Also, if you have not contacted our office directly yet, we have trained information specialists that can speak with you one on one to determine the best materials to send you (all free of charge), including a booklet entitled "Understanding Breast Changes" and an in-depth WIN ABC resource guide with great resource listings and suggested reading. You are more than welcome to call us at (626) 332-2255. If it is a long distance call for you, just ask us to call you right back so that the call is "on our dime."

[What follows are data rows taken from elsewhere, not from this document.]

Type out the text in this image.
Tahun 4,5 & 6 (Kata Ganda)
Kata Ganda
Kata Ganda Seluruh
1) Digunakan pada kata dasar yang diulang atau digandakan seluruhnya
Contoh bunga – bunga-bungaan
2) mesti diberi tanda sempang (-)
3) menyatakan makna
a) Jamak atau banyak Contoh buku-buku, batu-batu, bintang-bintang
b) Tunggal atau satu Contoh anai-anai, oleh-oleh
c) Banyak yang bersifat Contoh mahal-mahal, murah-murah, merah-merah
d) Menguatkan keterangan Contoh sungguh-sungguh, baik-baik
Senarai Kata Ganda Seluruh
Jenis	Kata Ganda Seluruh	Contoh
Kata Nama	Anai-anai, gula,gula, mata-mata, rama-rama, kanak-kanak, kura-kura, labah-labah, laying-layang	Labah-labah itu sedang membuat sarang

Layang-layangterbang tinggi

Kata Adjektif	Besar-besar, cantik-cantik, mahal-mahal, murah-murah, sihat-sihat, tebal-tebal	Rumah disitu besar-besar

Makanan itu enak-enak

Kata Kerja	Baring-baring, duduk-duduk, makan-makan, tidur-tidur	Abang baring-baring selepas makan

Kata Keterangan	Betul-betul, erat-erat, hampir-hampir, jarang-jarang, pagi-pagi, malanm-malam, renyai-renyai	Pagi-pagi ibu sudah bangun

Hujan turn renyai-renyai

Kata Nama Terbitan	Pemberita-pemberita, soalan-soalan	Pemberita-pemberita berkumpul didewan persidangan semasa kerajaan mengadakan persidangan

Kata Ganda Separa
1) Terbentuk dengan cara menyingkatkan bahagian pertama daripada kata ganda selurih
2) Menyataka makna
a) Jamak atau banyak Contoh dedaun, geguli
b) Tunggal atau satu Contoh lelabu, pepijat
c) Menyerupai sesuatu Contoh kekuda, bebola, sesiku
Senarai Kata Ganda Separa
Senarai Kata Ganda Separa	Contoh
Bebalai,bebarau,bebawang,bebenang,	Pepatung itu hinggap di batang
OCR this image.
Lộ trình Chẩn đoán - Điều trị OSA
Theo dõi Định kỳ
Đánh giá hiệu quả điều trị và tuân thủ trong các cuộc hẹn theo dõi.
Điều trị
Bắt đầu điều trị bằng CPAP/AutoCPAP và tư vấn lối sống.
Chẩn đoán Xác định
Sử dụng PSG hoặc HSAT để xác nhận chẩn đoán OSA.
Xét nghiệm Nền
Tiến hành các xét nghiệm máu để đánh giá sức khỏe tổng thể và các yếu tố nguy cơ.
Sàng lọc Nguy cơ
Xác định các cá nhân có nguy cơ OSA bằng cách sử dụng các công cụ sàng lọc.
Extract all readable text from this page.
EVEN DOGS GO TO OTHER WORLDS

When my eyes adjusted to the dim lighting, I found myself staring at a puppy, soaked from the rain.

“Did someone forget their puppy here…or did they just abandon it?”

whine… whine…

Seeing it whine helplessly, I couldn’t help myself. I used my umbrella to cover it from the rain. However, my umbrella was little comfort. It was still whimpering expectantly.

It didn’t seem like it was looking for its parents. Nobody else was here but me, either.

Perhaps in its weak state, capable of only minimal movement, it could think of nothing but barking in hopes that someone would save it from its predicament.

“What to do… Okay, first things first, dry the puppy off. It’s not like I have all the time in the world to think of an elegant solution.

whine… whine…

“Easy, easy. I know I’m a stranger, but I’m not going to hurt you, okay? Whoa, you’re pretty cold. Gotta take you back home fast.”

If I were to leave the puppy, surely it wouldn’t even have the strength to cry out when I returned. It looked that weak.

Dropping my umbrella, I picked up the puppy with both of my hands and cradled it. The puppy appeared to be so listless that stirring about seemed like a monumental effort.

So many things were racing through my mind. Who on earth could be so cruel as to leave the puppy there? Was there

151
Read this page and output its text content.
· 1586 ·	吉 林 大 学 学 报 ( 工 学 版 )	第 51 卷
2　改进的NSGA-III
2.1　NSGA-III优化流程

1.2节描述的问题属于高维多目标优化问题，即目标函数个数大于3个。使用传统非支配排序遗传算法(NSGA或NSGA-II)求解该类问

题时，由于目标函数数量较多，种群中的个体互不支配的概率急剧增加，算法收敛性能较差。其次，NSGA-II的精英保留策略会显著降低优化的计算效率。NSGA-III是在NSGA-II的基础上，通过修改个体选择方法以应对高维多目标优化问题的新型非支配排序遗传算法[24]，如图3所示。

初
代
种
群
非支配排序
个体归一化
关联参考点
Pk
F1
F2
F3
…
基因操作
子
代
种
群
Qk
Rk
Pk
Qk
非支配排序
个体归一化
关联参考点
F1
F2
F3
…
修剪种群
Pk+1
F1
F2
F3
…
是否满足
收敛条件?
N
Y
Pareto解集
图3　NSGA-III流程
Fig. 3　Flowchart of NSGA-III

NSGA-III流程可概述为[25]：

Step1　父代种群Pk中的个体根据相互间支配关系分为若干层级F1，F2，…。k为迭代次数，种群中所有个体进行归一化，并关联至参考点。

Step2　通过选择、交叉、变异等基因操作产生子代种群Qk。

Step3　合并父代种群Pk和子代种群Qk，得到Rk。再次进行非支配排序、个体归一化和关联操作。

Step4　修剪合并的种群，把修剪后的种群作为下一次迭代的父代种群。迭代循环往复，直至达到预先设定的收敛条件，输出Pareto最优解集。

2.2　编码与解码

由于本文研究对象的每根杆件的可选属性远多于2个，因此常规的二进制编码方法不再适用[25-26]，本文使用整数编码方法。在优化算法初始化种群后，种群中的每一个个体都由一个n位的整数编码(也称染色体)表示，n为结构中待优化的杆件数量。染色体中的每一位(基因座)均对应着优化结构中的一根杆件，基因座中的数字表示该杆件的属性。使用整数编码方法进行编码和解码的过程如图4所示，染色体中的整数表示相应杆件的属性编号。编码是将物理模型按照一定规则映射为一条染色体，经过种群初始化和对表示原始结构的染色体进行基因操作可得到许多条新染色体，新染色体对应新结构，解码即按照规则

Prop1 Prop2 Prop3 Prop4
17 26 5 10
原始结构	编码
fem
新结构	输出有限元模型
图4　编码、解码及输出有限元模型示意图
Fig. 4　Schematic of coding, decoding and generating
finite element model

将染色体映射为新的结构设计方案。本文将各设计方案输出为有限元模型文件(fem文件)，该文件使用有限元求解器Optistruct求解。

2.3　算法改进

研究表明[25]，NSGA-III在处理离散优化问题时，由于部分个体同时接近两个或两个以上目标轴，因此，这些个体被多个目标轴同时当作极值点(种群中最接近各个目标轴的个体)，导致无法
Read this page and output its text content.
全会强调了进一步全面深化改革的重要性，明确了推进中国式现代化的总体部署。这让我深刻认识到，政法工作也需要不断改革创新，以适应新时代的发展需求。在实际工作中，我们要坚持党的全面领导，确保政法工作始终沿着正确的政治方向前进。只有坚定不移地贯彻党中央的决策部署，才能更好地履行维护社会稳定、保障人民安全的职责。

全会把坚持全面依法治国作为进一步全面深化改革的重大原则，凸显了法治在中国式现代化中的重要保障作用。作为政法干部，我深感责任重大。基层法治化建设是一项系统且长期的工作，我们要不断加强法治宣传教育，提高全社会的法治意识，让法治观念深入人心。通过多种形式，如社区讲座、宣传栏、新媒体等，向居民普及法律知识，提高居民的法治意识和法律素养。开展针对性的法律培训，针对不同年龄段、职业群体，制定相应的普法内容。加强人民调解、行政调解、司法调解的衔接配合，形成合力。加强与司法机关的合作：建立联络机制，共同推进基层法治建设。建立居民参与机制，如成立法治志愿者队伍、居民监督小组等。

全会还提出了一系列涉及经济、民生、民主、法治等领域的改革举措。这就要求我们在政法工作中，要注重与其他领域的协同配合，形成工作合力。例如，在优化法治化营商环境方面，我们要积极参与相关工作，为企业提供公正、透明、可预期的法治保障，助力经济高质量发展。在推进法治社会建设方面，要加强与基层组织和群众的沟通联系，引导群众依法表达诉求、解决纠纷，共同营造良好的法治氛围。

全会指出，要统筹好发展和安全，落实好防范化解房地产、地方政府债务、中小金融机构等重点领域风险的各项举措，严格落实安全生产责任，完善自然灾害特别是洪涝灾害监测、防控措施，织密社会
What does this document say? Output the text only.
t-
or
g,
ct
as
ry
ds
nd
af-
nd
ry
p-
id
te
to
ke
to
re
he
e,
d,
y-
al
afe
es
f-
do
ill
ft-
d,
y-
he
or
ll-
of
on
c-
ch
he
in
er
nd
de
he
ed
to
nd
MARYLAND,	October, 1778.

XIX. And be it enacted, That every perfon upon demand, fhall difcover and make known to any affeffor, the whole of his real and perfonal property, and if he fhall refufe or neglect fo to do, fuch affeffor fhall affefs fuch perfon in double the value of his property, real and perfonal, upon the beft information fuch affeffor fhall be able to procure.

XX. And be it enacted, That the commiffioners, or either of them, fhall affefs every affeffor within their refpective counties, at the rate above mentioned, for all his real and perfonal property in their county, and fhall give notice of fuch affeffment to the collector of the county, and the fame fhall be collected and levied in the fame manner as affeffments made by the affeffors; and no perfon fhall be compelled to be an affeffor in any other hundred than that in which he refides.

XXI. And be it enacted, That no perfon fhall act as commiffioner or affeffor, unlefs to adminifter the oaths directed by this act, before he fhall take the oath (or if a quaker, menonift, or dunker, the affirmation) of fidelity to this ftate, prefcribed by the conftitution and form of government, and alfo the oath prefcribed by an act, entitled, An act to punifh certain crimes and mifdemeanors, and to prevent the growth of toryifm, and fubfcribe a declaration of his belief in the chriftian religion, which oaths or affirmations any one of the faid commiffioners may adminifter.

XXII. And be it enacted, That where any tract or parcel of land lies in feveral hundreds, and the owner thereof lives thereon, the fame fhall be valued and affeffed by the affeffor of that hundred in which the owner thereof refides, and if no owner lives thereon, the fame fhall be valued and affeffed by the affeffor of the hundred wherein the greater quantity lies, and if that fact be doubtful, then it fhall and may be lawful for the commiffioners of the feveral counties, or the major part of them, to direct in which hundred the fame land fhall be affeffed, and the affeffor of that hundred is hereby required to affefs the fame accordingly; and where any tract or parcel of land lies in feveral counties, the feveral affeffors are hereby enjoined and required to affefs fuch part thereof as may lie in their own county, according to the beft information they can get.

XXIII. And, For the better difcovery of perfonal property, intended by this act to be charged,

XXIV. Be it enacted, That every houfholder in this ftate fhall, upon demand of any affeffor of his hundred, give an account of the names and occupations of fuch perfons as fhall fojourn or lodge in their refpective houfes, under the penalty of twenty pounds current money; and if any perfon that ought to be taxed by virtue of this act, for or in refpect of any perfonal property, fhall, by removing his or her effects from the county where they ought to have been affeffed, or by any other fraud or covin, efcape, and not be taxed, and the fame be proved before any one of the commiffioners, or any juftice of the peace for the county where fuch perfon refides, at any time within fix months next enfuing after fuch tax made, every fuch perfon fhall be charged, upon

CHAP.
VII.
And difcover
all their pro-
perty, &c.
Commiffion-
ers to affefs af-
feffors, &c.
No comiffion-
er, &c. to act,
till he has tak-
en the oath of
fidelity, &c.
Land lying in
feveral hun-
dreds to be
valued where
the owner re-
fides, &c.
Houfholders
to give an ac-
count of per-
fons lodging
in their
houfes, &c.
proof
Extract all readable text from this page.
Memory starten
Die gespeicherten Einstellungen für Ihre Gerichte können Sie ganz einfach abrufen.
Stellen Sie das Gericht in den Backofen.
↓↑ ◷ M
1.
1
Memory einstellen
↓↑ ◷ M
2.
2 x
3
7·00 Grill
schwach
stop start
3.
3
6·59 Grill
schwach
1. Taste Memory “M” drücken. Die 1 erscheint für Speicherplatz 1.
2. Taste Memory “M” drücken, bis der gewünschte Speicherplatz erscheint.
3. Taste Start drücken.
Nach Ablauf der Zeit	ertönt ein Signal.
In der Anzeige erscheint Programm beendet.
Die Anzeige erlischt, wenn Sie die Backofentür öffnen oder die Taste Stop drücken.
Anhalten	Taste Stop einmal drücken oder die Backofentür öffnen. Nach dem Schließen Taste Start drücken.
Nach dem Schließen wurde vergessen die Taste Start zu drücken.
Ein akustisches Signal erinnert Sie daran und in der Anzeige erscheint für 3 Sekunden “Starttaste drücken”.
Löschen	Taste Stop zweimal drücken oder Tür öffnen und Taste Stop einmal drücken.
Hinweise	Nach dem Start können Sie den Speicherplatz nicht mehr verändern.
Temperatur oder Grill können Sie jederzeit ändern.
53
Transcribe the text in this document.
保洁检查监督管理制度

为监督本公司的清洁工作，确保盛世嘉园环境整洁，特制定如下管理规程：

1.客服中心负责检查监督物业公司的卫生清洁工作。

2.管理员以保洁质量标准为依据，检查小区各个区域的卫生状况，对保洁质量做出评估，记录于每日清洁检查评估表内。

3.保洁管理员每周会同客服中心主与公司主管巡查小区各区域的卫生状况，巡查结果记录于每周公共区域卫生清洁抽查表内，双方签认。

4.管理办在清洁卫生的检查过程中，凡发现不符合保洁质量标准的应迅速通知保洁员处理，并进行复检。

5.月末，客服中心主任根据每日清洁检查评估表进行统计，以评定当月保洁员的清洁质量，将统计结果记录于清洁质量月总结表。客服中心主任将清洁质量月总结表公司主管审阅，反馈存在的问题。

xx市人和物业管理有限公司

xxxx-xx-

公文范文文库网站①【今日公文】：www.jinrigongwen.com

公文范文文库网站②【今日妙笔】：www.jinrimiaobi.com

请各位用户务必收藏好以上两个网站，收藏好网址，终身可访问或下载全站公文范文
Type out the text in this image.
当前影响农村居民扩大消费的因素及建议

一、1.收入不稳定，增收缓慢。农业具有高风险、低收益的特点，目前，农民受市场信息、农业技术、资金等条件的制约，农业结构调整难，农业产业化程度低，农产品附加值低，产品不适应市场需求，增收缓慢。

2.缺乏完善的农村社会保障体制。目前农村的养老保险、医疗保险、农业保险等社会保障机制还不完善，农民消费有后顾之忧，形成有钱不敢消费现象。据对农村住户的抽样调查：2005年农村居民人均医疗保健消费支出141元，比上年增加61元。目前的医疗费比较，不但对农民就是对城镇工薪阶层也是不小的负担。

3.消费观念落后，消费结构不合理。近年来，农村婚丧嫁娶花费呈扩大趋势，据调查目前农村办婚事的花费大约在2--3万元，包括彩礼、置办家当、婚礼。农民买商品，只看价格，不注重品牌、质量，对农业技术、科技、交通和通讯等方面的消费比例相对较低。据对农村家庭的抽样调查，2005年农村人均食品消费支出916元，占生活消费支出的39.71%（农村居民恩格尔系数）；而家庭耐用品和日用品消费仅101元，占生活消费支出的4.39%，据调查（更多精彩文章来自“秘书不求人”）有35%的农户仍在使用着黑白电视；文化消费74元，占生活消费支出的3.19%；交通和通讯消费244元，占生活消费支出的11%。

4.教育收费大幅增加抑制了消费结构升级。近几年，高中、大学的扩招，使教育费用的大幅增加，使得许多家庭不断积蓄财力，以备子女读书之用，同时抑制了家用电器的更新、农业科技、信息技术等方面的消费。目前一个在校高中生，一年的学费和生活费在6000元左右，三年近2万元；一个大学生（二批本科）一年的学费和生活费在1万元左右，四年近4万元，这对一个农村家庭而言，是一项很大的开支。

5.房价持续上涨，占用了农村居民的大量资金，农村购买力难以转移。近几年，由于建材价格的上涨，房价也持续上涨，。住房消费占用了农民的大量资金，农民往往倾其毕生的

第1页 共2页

WIN Against Breast Cancer has several additional resources that I think will be very helpful to you. We have our Breast Buddy Breast Care Program which matches women who are at least 1-year post treatment (excluding tamoxifen) with new patients to mentor and support them throughout the diagnosis, decision-making, treatment and recovery periods -- for at least 1-year. We make every effort to match Buddies with new patients by age, geography, marital status, type and stage of breast cancer, type of treatment, hobbies and on and on. If you are interested, we could look into matching you with a buddy who shares a similar profile to yours. Depending upon where you live, this may need to be a telephone and e-mail relationship, but it certainly helps to speak with another woman who had a similar diagnosis and who faced similar decisions regarding her treatment options.
We will be happy to send you educational materials, free of charge regarding breast anatomy, breast health, understanding breast changes, questions to ask your health plan about exemplary care (found on our web site under help yourself – 10 key questions for women to ask their health plans), various videos including nutrition during cancer treatment, dealing with side effects of treatment, tamoxifen, breast reconstruction and much more depending upon your individual needs.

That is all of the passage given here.